As we prepare to move into the warmer summer months, it's time to prepare for one of the season's most unwanted and unannounced guests. Hurricanes are a common summertime danger for those in the country's coastal regions. Hurricane Preparedness Week is this week, and it's a perfect opportunity for facility maintenance managers to brush up on what they can do to make sure their building maintenance is in order and their facilities have a plan in place in the event that the worst should blow into town.
Know your enemy
According to the National Hurricane Center, the term "hurricane" is actually something of a catch-all that describes a collection of different related weather hazards, from inland flooding to high winds to storm surge - a sudden massive rise in water due to the storm winds. Hurricanes are unfortunately unpreventable, and can cause tens of millions of dollars in damage to environment and property.
As a facilities maintenance manager, an impending hurricane or tropical storm can be a nightmare situation. Fortunately, while you may not be able to stop hurricanes from hitting your area, there are steps you can take in preparation to minimize the damage to your facility, saving you precious time and money in repairs.
Getting the basics in order
While the EPA recommended calling 911 in the event of any emergency situation, chances are that in the event of a hurricane you'll need to largely rely on your own preparations. Carefully track the weather reports during hurricane season, and when you see that one is coming take a few basic steps to make your facility more secure. If your building doesn't have hurricane-proof windows or storm windows, Ready.gov recommended boarding them up with 5/8-inch plywood to prevent breakage from flying debris. Any trees or shrubs on site should be carefully and regularly trimmed, and any outdoor furniture or umbrellas should be securely stored inside, as stray tree limbs and patio furniture are among the primary offenders when it comes to damage to windows.

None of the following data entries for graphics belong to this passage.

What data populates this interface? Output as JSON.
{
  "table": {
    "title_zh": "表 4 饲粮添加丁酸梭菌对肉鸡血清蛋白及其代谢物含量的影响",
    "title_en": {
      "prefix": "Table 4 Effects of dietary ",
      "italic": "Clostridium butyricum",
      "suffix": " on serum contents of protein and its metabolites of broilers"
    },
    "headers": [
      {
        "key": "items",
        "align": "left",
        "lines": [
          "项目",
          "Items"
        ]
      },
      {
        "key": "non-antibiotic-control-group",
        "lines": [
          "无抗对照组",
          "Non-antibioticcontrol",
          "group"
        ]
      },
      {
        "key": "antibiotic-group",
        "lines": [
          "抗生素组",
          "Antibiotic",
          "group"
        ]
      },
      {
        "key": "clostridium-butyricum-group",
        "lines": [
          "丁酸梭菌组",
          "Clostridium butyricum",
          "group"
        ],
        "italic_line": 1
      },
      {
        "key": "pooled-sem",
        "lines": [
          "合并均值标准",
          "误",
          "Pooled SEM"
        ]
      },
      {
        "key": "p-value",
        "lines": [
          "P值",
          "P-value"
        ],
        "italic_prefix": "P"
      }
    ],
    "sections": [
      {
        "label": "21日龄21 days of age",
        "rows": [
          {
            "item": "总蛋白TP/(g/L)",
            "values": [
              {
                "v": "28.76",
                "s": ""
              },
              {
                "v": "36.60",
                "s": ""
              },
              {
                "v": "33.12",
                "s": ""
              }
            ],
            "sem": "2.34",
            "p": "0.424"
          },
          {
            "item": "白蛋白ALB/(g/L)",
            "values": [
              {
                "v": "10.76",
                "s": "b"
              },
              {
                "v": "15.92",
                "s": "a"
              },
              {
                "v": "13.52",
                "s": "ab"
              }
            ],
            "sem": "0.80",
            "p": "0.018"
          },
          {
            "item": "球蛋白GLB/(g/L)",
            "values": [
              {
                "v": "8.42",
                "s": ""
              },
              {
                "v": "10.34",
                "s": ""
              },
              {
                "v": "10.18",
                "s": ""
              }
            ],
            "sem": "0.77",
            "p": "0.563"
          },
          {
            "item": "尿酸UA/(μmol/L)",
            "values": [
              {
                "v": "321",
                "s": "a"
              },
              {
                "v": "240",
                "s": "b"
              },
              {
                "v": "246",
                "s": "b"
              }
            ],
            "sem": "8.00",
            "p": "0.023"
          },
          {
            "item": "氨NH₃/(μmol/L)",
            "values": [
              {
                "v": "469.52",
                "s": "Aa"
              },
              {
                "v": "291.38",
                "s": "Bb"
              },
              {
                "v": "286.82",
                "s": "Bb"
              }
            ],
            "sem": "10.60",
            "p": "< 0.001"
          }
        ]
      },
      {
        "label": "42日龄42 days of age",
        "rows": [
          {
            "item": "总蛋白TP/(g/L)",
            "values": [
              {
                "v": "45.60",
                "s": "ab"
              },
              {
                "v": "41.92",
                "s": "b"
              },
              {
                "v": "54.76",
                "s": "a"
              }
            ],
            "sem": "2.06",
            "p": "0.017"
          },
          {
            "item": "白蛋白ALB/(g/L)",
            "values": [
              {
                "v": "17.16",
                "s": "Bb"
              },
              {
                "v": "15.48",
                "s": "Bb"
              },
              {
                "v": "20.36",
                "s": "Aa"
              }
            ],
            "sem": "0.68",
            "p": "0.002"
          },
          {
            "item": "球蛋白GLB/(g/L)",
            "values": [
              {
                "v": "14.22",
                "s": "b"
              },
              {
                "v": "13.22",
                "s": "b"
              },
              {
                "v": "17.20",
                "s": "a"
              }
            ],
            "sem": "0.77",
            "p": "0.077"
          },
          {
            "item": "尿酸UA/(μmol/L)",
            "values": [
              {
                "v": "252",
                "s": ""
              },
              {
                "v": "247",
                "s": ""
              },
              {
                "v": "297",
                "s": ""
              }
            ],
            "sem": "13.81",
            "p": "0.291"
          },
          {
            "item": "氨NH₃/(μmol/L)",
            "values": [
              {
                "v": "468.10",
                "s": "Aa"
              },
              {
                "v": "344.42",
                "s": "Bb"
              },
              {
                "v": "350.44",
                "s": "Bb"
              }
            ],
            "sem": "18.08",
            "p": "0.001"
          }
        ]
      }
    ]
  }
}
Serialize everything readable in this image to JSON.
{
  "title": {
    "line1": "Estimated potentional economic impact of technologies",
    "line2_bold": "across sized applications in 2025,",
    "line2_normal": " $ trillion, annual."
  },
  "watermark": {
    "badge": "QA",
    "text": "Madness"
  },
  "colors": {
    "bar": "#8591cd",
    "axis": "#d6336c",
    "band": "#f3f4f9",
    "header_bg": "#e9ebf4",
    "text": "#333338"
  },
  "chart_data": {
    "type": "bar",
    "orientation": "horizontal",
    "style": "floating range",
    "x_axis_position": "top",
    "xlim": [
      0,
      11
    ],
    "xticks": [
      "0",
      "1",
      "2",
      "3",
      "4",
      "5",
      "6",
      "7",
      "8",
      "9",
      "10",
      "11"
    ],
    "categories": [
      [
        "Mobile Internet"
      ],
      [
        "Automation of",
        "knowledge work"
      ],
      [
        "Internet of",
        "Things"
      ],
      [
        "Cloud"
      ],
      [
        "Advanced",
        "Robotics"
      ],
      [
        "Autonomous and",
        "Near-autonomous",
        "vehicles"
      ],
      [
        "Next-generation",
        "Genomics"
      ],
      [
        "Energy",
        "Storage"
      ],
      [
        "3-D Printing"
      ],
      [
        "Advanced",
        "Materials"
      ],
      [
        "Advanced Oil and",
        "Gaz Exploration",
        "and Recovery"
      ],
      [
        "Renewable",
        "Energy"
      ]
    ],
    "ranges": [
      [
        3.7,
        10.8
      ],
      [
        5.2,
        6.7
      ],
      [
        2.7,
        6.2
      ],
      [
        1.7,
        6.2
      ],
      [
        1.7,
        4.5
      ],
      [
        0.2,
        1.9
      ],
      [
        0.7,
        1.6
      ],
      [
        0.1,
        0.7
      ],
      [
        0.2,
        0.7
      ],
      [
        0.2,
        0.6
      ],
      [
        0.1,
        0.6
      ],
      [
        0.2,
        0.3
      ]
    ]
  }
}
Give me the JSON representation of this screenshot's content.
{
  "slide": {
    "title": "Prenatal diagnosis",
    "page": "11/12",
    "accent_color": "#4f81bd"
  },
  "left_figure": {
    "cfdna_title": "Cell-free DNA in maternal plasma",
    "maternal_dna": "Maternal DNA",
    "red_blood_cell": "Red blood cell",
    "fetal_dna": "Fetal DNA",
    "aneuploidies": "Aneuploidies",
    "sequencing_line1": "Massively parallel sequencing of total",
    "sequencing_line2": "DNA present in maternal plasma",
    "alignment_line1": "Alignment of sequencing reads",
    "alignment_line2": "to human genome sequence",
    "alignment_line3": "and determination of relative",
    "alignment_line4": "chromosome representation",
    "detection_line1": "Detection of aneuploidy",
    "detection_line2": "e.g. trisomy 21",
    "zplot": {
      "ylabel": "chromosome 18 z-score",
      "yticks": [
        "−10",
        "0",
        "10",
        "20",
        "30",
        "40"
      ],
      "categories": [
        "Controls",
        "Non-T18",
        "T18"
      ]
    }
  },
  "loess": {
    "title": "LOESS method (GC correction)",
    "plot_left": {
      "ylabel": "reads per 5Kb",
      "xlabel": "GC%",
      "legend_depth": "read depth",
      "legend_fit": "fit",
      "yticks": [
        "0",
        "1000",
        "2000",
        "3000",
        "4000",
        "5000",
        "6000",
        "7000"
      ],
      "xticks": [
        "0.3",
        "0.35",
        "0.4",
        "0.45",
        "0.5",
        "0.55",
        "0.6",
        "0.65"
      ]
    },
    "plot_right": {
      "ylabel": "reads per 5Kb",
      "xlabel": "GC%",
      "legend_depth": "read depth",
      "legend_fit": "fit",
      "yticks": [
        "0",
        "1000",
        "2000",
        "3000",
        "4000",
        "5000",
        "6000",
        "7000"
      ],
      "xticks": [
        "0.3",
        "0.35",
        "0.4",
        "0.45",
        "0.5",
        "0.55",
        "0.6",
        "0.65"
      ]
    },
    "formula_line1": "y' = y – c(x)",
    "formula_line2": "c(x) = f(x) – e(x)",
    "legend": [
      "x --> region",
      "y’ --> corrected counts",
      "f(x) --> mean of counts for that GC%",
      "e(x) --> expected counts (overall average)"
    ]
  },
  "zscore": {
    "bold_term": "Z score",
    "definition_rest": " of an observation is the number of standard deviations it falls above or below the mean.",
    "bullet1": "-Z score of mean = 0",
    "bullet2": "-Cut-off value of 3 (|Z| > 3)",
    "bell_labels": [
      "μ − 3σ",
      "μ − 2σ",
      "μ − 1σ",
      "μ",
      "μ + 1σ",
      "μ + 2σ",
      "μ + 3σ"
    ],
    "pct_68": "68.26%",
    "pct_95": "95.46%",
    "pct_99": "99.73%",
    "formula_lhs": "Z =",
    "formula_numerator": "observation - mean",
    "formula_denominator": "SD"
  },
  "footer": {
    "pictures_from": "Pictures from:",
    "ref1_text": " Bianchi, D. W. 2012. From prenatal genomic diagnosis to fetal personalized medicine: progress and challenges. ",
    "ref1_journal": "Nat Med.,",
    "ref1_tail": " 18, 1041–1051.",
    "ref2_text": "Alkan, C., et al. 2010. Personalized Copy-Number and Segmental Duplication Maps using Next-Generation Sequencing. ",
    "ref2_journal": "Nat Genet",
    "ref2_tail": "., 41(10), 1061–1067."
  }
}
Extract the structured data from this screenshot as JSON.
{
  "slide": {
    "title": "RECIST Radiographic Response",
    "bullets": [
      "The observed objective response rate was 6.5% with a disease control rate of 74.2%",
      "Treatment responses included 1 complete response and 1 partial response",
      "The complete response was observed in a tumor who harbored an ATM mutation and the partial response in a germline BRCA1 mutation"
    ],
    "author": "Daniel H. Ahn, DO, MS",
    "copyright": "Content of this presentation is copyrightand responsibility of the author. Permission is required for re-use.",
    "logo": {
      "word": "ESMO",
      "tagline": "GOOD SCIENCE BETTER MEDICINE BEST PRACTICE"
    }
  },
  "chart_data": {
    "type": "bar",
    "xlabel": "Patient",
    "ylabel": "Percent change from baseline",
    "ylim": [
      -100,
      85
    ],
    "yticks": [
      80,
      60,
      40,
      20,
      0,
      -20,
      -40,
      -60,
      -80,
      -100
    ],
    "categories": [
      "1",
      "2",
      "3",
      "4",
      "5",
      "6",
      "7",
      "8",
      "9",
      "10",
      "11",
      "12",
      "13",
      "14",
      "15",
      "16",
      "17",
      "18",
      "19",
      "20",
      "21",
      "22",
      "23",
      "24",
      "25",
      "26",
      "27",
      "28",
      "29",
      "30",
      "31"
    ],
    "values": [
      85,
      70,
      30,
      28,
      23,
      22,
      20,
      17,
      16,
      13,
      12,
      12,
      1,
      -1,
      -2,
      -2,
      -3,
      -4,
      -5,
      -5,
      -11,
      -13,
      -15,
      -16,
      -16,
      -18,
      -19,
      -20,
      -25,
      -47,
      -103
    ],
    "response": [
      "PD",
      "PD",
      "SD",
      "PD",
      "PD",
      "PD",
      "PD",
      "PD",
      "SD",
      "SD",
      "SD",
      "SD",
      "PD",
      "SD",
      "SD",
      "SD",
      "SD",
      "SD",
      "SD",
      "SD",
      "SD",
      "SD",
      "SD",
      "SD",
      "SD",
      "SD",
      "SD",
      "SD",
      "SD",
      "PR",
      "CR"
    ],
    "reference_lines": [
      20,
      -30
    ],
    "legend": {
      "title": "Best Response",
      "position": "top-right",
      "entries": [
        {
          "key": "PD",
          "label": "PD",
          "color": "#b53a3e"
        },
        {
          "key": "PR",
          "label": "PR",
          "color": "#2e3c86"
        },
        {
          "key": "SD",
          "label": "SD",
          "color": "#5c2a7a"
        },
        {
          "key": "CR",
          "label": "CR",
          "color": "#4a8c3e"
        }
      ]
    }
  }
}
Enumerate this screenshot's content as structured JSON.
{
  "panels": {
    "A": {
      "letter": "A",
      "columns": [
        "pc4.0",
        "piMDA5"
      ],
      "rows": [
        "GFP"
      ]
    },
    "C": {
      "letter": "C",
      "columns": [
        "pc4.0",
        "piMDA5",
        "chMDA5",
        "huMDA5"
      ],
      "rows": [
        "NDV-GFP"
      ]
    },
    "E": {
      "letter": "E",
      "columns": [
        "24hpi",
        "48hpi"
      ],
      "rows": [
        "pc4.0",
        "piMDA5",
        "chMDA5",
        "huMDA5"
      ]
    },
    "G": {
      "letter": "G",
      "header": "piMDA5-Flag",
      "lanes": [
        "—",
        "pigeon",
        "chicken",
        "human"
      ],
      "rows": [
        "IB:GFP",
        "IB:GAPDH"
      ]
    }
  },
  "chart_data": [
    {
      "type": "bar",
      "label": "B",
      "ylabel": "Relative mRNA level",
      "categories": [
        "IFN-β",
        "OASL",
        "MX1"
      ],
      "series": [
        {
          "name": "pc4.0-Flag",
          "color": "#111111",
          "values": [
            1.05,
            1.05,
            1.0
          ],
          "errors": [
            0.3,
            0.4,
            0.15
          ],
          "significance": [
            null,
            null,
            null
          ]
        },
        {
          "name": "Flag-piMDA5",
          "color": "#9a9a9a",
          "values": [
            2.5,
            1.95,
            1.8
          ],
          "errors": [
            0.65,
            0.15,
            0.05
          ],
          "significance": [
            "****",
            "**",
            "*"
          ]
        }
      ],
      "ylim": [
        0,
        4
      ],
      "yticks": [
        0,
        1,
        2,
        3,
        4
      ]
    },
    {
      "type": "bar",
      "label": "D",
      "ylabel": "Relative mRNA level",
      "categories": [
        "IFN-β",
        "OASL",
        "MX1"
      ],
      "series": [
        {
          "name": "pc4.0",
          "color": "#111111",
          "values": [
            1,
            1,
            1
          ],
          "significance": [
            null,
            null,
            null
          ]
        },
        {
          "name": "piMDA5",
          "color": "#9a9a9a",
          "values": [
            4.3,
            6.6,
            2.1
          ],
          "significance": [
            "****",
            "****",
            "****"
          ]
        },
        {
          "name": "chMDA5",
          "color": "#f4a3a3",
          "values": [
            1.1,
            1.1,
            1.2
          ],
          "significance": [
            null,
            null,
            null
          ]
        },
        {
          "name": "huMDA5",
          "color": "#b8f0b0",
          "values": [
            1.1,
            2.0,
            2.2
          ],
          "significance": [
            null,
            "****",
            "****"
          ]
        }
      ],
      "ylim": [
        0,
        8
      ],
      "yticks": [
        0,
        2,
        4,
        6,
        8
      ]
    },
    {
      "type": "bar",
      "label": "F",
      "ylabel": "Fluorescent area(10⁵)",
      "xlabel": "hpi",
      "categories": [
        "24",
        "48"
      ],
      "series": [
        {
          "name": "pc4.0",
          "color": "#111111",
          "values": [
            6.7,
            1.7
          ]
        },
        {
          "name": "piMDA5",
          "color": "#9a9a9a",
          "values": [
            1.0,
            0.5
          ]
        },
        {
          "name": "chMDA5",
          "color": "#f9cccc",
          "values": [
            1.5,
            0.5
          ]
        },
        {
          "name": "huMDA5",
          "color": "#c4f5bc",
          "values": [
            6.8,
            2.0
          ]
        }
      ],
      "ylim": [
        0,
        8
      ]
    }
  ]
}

It's also important to have an understanding of your facility's geographic area, and how that could affect your risk of potential hurricane damage. If you're situated at a lower elevation, understand that you may be at much greater risk of flooding. If your area has a pre-determined hurricane evacuation route, it's important to know it and have it posted somewhere very visible in your facility. Make sure you and everyone else in your facility understands that in the event of an evacuation, plenty of time should be given to beat bad weather and flooding, and that routes should be followed exactly to avoid unmarked detours.